When she references an article by 'Wu's spokesperson'*, she's simply parroting something she heard with no apparent understanding of anything beyond what she read by a single individual (an expert)... and as a spokesperson for (presumably) the nation of the Virus' origin it would be reasonable to assume that any commentary coming from that source (authoritarian China) would be heavily filtered and edited to fit a very specific narrative. 

I can cite a single 'expert' who will tell you that Climate Change is a Liberal hoax, perpetrated by scientists who simply use the spectre of a dying planet to get more grants. It's best to understand where that single expert is coming from... and it's usually from a place where they're being funded by oil companies. 

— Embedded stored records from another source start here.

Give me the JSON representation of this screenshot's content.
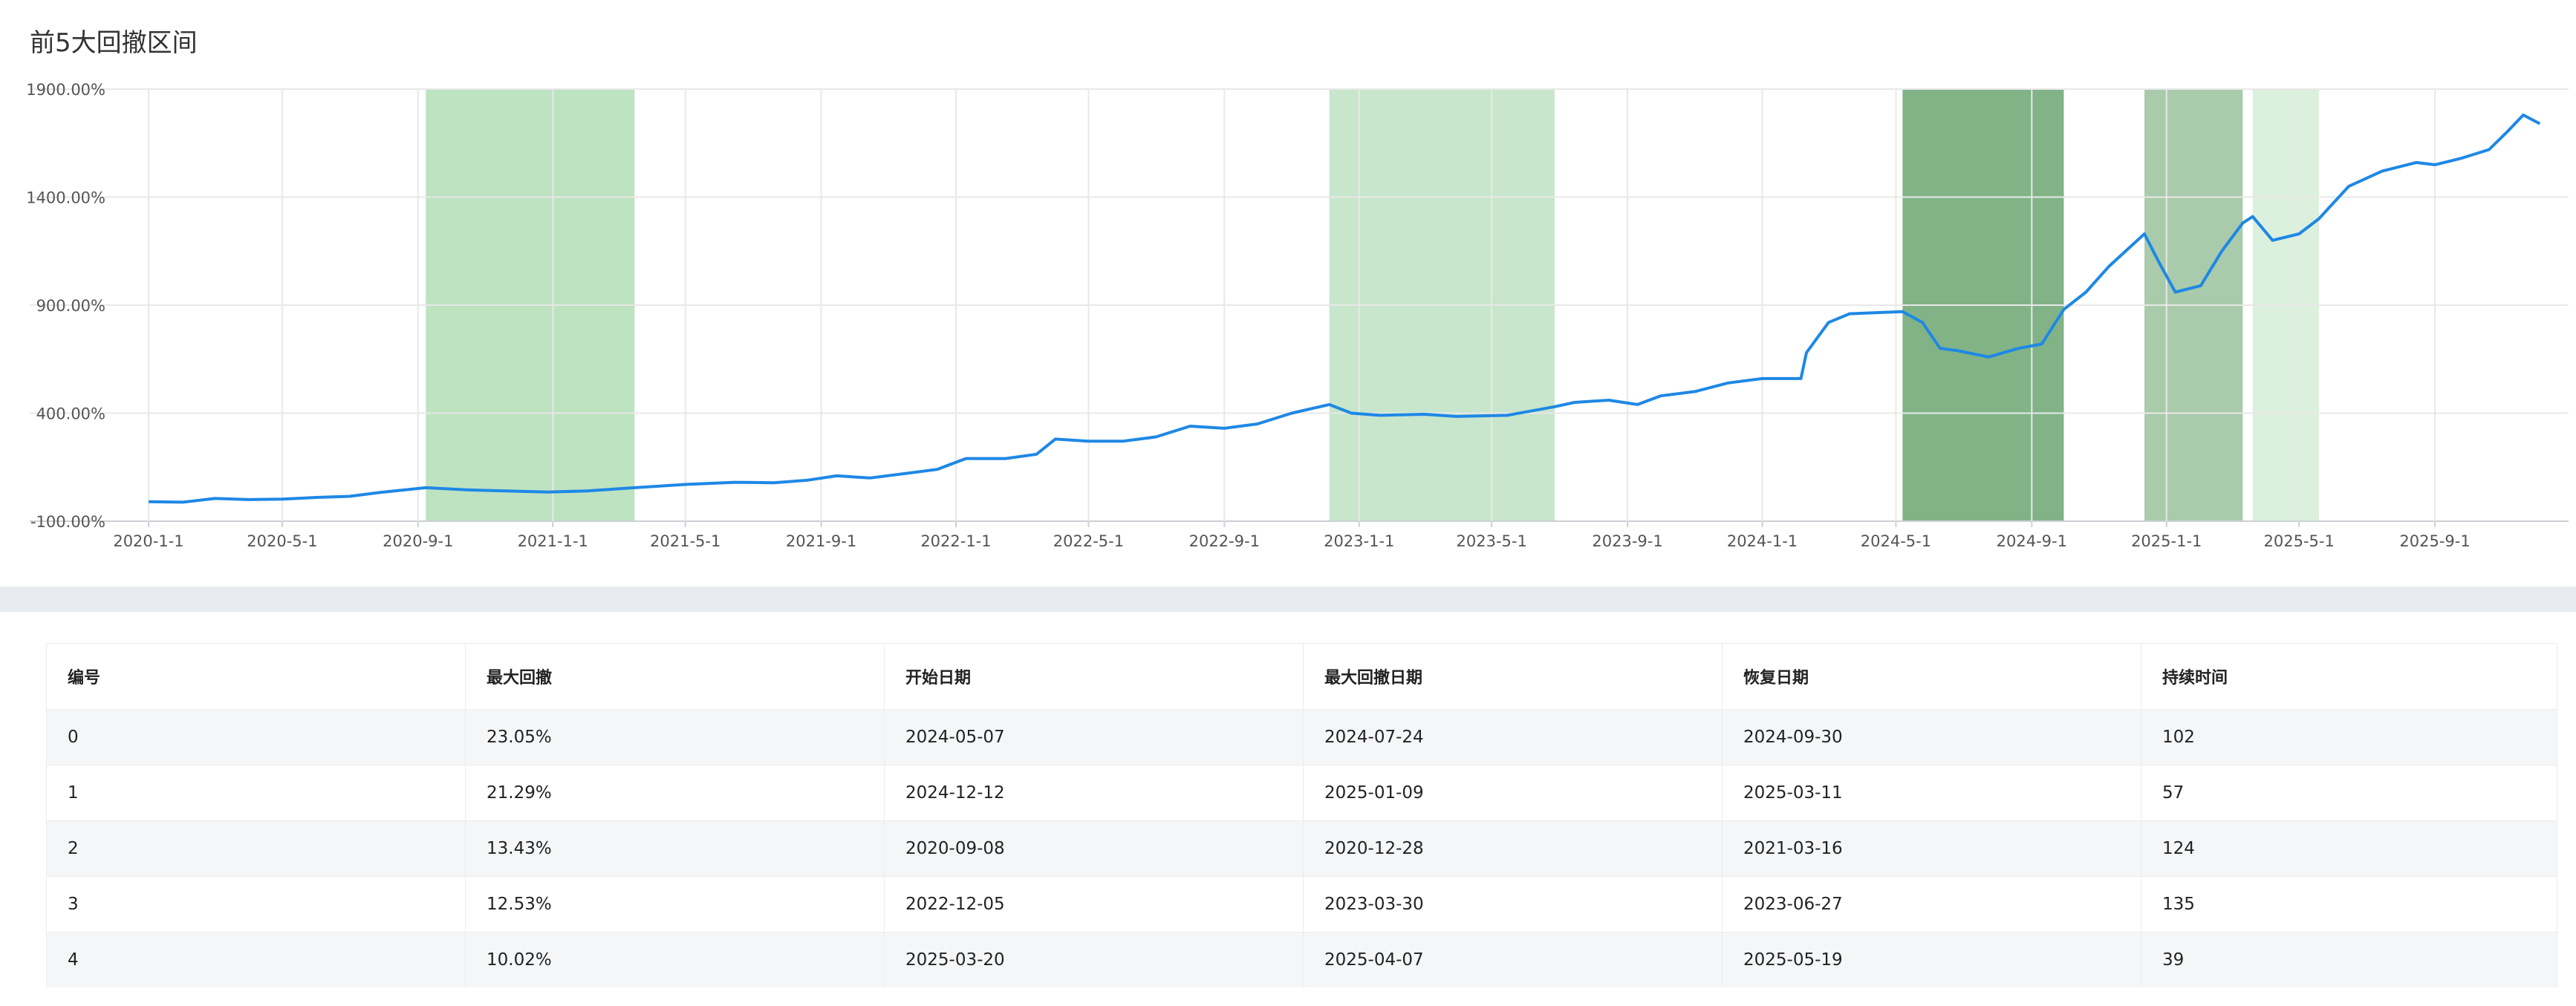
{
  "title": "前5大回撤区间",
  "chart_data": {
    "type": "line",
    "title": "前5大回撤区间",
    "ylim": [
      -100,
      1900
    ],
    "yticks": [
      "-100.00%",
      "400.00%",
      "900.00%",
      "1400.00%",
      "1900.00%"
    ],
    "ytick_values": [
      -100,
      400,
      900,
      1400,
      1900
    ],
    "xlim": [
      "2020-01-01",
      "2025-12-31"
    ],
    "xticks": [
      "2020-1-1",
      "2020-5-1",
      "2020-9-1",
      "2021-1-1",
      "2021-5-1",
      "2021-9-1",
      "2022-1-1",
      "2022-5-1",
      "2022-9-1",
      "2023-1-1",
      "2023-5-1",
      "2023-9-1",
      "2024-1-1",
      "2024-5-1",
      "2024-9-1",
      "2025-1-1",
      "2025-5-1",
      "2025-9-1"
    ],
    "grid": true,
    "line_color": "#1e88e5",
    "drawdown_regions": [
      {
        "start": "2024-05-07",
        "end": "2024-09-30",
        "color": "#81b387"
      },
      {
        "start": "2024-12-12",
        "end": "2025-03-11",
        "color": "#a9cbab"
      },
      {
        "start": "2020-09-08",
        "end": "2021-03-16",
        "color": "#bde3c1"
      },
      {
        "start": "2022-12-05",
        "end": "2023-06-27",
        "color": "#c7e6cb"
      },
      {
        "start": "2025-03-20",
        "end": "2025-05-19",
        "color": "#dbf0dd"
      }
    ],
    "series": [
      {
        "points": [
          [
            "2020-01-01",
            -10
          ],
          [
            "2020-02-01",
            -12
          ],
          [
            "2020-03-01",
            5
          ],
          [
            "2020-04-01",
            0
          ],
          [
            "2020-05-01",
            2
          ],
          [
            "2020-06-01",
            10
          ],
          [
            "2020-07-01",
            15
          ],
          [
            "2020-08-01",
            35
          ],
          [
            "2020-09-08",
            55
          ],
          [
            "2020-10-15",
            45
          ],
          [
            "2020-11-20",
            40
          ],
          [
            "2020-12-28",
            35
          ],
          [
            "2021-02-01",
            40
          ],
          [
            "2021-03-16",
            55
          ],
          [
            "2021-05-01",
            70
          ],
          [
            "2021-06-15",
            80
          ],
          [
            "2021-07-20",
            78
          ],
          [
            "2021-08-20",
            90
          ],
          [
            "2021-09-15",
            110
          ],
          [
            "2021-10-15",
            100
          ],
          [
            "2021-11-15",
            120
          ],
          [
            "2021-12-15",
            140
          ],
          [
            "2022-01-10",
            190
          ],
          [
            "2022-02-15",
            190
          ],
          [
            "2022-03-15",
            210
          ],
          [
            "2022-04-01",
            280
          ],
          [
            "2022-05-01",
            270
          ],
          [
            "2022-06-01",
            270
          ],
          [
            "2022-07-01",
            290
          ],
          [
            "2022-08-01",
            340
          ],
          [
            "2022-09-01",
            330
          ],
          [
            "2022-10-01",
            350
          ],
          [
            "2022-11-01",
            400
          ],
          [
            "2022-12-05",
            440
          ],
          [
            "2022-12-25",
            400
          ],
          [
            "2023-01-20",
            390
          ],
          [
            "2023-03-01",
            395
          ],
          [
            "2023-03-30",
            385
          ],
          [
            "2023-05-15",
            390
          ],
          [
            "2023-06-27",
            430
          ],
          [
            "2023-07-15",
            450
          ],
          [
            "2023-08-15",
            460
          ],
          [
            "2023-09-10",
            440
          ],
          [
            "2023-10-01",
            480
          ],
          [
            "2023-11-01",
            500
          ],
          [
            "2023-12-01",
            540
          ],
          [
            "2024-01-01",
            560
          ],
          [
            "2024-02-05",
            560
          ],
          [
            "2024-02-10",
            680
          ],
          [
            "2024-03-01",
            820
          ],
          [
            "2024-03-20",
            860
          ],
          [
            "2024-05-07",
            870
          ],
          [
            "2024-05-25",
            820
          ],
          [
            "2024-06-10",
            700
          ],
          [
            "2024-06-25",
            690
          ],
          [
            "2024-07-24",
            660
          ],
          [
            "2024-08-20",
            700
          ],
          [
            "2024-09-10",
            720
          ],
          [
            "2024-09-30",
            880
          ],
          [
            "2024-10-20",
            960
          ],
          [
            "2024-11-10",
            1080
          ],
          [
            "2024-12-12",
            1230
          ],
          [
            "2024-12-25",
            1100
          ],
          [
            "2025-01-09",
            960
          ],
          [
            "2025-02-01",
            990
          ],
          [
            "2025-02-20",
            1150
          ],
          [
            "2025-03-11",
            1280
          ],
          [
            "2025-03-20",
            1310
          ],
          [
            "2025-04-07",
            1200
          ],
          [
            "2025-05-01",
            1230
          ],
          [
            "2025-05-19",
            1300
          ],
          [
            "2025-06-15",
            1450
          ],
          [
            "2025-07-15",
            1520
          ],
          [
            "2025-08-15",
            1560
          ],
          [
            "2025-09-01",
            1550
          ],
          [
            "2025-09-25",
            1580
          ],
          [
            "2025-10-20",
            1620
          ],
          [
            "2025-11-05",
            1700
          ],
          [
            "2025-11-20",
            1780
          ],
          [
            "2025-12-05",
            1740
          ]
        ]
      }
    ]
  },
  "table": {
    "headers": [
      "编号",
      "最大回撤",
      "开始日期",
      "最大回撤日期",
      "恢复日期",
      "持续时间"
    ],
    "rows": [
      [
        "0",
        "23.05%",
        "2024-05-07",
        "2024-07-24",
        "2024-09-30",
        "102"
      ],
      [
        "1",
        "21.29%",
        "2024-12-12",
        "2025-01-09",
        "2025-03-11",
        "57"
      ],
      [
        "2",
        "13.43%",
        "2020-09-08",
        "2020-12-28",
        "2021-03-16",
        "124"
      ],
      [
        "3",
        "12.53%",
        "2022-12-05",
        "2023-03-30",
        "2023-06-27",
        "135"
      ],
      [
        "4",
        "10.02%",
        "2025-03-20",
        "2025-04-07",
        "2025-05-19",
        "39"
      ]
    ]
  }
}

Roger Cohen, by all accounts a brilliant scientist and an 'expert' on climate, spent a lot of his time denying that Climate change was a thing. You could cite him all day long as an expert. He was also being funded by Exxon to deny Climate Change.  He was also in a minority of 1 or 2 percent of scientists who denied climate change. 

Ex-model Caprice having a "quote from an expert" is no persuasive argument, particularly when that single expert is (presumably) a member of the Chinese government, and not actually an expert but a spokesperson for someone called 'Wu'. 

I'd say Caprice isn't showing any understanding at all... she's repeating a thing she read from a single source, and a pretty dubious source at that. 

She repeatedly emphasises how "This is a spokesperson from Wu."

Okay, Caprice, but so what?  

 

*Presumably either Chinese Vice Premier Wu or Chinese Health Minister Wu. 

I'm not saying Caprice is particularly wise. She may be an idiot or a genius, I've no idea, and don't really care. I'm saying that public experts are very fallible. And they often speak with an authority and confidence they haven't earned. 

How do you tell a real expert from a blagger? How do you tell if someone is speaking outside of their area of expertise? Saying "just trust the guy with letters after his name" isn't much better than saying "don't trust any experts".